How about some boys who are bluff, protective and adventurous? How about some women who are smart, capable and feminine?
Or how about YAs that have kids that seem real to you, without pushing anyone’s agenda? Isn’t that worth the trying?
*And we’ll leave for another day the fact that Heinlein’s day YA dealt with revolution, societal organization and other important issues, while ours deals with sparkling vampires. Mind you considering the wretched preparation – educational and social – we’re giving these kids, and the debt they’ll inherit, perhaps we don’t WANT them to learn revolution.
UPDATE: Credit where it’s due. The feminist stuff was NOT brought up. The idea that what is being written now is just as good was… and some of it is. Some of it appallingly bad, of course. All in all not a bad panel, but I took issue with the claim that freezing out sf (versus fantasy) is NOT a publisher thing. At least, I’d like someone to explain my numbers, otherwise. OTOH — hard sf doesn’t fly with kids, no. BUT it flies with precious few adults.

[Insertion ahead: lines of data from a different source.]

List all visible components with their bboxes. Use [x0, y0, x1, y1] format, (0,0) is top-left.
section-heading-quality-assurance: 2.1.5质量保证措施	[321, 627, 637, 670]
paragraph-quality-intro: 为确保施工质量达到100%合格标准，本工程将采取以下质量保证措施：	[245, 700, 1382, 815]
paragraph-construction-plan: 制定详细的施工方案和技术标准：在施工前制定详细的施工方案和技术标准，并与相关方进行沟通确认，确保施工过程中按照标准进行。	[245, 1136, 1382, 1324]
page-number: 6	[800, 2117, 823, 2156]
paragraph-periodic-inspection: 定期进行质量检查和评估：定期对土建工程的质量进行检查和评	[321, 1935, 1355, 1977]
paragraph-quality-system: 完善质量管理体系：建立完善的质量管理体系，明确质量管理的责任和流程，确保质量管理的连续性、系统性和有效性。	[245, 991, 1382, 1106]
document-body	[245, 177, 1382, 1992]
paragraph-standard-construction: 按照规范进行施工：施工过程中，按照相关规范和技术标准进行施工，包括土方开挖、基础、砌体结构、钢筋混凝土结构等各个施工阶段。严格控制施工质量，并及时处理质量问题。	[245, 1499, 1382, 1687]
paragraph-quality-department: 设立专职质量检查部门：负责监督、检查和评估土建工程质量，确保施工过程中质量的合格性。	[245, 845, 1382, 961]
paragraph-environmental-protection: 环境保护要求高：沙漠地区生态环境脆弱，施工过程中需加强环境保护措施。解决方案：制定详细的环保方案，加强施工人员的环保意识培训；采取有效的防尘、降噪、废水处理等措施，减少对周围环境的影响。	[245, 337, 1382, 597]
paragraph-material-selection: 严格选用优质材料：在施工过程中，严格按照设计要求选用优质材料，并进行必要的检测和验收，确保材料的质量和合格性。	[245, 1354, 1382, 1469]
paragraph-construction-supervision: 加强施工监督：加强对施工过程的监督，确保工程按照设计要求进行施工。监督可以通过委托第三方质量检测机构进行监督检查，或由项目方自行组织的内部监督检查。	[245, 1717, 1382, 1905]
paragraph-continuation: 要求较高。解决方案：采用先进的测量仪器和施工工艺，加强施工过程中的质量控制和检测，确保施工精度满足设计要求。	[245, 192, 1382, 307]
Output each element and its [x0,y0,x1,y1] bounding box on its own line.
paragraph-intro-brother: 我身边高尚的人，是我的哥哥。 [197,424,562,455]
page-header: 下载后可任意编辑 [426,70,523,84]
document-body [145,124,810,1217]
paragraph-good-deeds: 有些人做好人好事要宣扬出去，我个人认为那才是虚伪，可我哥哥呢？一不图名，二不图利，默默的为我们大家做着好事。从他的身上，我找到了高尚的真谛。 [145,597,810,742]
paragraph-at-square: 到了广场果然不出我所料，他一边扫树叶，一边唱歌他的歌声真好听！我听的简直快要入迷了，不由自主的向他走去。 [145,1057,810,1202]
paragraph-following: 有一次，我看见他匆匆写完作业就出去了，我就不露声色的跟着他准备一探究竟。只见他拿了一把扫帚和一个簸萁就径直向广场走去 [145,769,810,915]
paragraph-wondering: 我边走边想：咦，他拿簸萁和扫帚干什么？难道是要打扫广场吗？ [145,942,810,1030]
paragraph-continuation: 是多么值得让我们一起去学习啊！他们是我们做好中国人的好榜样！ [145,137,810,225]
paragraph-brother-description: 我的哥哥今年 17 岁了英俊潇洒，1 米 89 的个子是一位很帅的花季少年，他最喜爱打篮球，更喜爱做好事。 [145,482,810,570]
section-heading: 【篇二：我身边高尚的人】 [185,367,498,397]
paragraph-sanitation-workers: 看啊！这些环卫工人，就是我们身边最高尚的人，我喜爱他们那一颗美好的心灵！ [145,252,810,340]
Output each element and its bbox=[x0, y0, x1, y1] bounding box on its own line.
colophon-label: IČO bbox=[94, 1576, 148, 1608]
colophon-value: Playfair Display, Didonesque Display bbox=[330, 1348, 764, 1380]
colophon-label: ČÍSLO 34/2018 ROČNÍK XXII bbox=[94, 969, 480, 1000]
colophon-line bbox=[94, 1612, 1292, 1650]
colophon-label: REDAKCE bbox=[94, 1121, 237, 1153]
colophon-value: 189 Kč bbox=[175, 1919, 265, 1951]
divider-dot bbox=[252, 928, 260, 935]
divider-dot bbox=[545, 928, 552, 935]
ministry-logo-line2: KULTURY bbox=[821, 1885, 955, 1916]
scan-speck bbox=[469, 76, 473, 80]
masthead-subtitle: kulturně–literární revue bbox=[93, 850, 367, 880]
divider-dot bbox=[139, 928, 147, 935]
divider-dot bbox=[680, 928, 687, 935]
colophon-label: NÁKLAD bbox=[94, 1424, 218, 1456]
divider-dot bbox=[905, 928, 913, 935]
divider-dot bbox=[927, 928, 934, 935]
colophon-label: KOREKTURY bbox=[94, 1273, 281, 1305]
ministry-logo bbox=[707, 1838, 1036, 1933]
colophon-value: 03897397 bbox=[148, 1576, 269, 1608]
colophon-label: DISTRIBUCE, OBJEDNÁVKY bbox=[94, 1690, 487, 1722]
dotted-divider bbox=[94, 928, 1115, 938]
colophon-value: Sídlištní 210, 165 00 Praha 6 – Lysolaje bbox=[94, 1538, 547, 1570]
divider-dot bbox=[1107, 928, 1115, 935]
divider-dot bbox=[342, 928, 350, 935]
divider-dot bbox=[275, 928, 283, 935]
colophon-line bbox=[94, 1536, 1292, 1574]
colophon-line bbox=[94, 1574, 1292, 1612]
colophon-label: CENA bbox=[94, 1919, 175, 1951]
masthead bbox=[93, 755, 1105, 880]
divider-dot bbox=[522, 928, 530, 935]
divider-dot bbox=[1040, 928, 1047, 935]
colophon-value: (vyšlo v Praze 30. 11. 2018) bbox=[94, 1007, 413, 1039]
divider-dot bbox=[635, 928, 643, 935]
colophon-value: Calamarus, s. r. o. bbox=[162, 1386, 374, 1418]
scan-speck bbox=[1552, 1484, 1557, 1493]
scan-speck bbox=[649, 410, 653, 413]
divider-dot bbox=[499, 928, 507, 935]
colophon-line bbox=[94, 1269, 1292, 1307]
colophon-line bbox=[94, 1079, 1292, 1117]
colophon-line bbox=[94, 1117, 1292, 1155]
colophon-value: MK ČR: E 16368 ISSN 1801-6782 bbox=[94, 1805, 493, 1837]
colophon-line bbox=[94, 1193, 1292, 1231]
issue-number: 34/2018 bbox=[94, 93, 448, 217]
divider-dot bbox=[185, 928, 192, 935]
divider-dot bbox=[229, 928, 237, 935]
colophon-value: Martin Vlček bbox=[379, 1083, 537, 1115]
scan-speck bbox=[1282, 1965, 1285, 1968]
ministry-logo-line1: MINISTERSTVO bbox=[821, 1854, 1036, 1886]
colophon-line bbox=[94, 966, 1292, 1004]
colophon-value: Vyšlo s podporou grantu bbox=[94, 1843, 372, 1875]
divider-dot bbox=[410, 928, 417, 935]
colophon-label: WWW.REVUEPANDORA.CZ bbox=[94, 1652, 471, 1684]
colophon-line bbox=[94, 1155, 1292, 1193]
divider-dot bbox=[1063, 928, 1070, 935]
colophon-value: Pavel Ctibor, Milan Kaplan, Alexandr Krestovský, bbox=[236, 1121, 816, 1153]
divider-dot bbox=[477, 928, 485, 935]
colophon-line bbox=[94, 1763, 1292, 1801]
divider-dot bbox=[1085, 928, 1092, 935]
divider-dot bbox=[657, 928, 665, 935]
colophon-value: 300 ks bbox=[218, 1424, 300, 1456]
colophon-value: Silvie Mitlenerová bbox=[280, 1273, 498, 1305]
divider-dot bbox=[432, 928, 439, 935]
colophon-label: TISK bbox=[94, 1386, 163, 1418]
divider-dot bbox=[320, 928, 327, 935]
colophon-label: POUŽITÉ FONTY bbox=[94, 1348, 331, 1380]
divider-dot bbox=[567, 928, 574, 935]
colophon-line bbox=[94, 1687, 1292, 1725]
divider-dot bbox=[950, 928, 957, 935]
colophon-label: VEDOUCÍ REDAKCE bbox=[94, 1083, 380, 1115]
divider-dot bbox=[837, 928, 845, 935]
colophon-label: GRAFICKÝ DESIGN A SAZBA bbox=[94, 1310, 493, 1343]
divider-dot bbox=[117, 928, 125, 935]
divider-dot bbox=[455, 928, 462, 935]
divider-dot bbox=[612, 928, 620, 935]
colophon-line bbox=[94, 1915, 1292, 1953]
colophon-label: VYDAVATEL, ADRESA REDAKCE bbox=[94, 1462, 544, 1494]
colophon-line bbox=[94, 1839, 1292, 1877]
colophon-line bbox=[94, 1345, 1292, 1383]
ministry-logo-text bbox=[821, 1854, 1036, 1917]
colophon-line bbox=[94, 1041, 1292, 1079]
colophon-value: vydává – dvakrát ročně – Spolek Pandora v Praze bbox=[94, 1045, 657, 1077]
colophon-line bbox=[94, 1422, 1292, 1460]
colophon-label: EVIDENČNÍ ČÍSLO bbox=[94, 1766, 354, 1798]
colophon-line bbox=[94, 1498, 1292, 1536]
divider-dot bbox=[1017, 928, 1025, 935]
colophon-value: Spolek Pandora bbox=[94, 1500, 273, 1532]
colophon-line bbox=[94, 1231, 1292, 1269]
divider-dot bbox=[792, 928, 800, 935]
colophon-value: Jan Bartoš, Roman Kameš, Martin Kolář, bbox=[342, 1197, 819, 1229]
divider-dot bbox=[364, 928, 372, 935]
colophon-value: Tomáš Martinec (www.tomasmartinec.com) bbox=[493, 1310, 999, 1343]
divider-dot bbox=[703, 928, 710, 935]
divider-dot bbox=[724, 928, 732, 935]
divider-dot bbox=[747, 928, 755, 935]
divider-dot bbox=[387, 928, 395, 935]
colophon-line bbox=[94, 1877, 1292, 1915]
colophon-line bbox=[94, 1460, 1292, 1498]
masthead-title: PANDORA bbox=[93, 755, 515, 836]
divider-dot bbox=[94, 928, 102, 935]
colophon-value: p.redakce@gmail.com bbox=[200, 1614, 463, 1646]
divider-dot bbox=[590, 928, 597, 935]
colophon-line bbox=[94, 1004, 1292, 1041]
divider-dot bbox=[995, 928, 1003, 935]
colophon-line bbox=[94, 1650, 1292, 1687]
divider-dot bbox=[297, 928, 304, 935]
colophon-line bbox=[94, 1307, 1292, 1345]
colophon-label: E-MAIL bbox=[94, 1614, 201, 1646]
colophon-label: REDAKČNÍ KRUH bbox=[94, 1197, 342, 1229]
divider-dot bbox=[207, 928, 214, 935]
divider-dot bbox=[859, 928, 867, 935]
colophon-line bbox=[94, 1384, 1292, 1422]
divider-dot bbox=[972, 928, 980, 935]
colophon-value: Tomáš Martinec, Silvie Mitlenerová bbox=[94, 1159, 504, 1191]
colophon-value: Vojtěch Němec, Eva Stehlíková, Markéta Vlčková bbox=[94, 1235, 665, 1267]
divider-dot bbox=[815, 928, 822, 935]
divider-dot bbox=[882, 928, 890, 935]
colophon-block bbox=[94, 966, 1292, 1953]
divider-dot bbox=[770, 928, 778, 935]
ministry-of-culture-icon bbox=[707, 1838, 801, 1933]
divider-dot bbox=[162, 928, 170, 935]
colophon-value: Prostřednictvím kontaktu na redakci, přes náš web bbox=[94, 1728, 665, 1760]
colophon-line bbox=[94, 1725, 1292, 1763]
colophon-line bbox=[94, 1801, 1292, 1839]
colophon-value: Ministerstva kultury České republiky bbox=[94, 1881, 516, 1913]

UPDATE: Welcome instapundit readers, and thanks to Glenn for the link — no, I haven’t checked yet, but only one thing sends my counter through the roof like that. I apologize verb tenses are all over the place in this, I have “finishing novelitis and didn’t revise.” (Now you know what fun I am to my copyeditors.)
Additionally — The people here know, so I was unclear and confused at least one commenter — my kids are in STEM degrees, and most of their courses are STEM. This is why we thought the Austen course would be a change. We’re such innocents.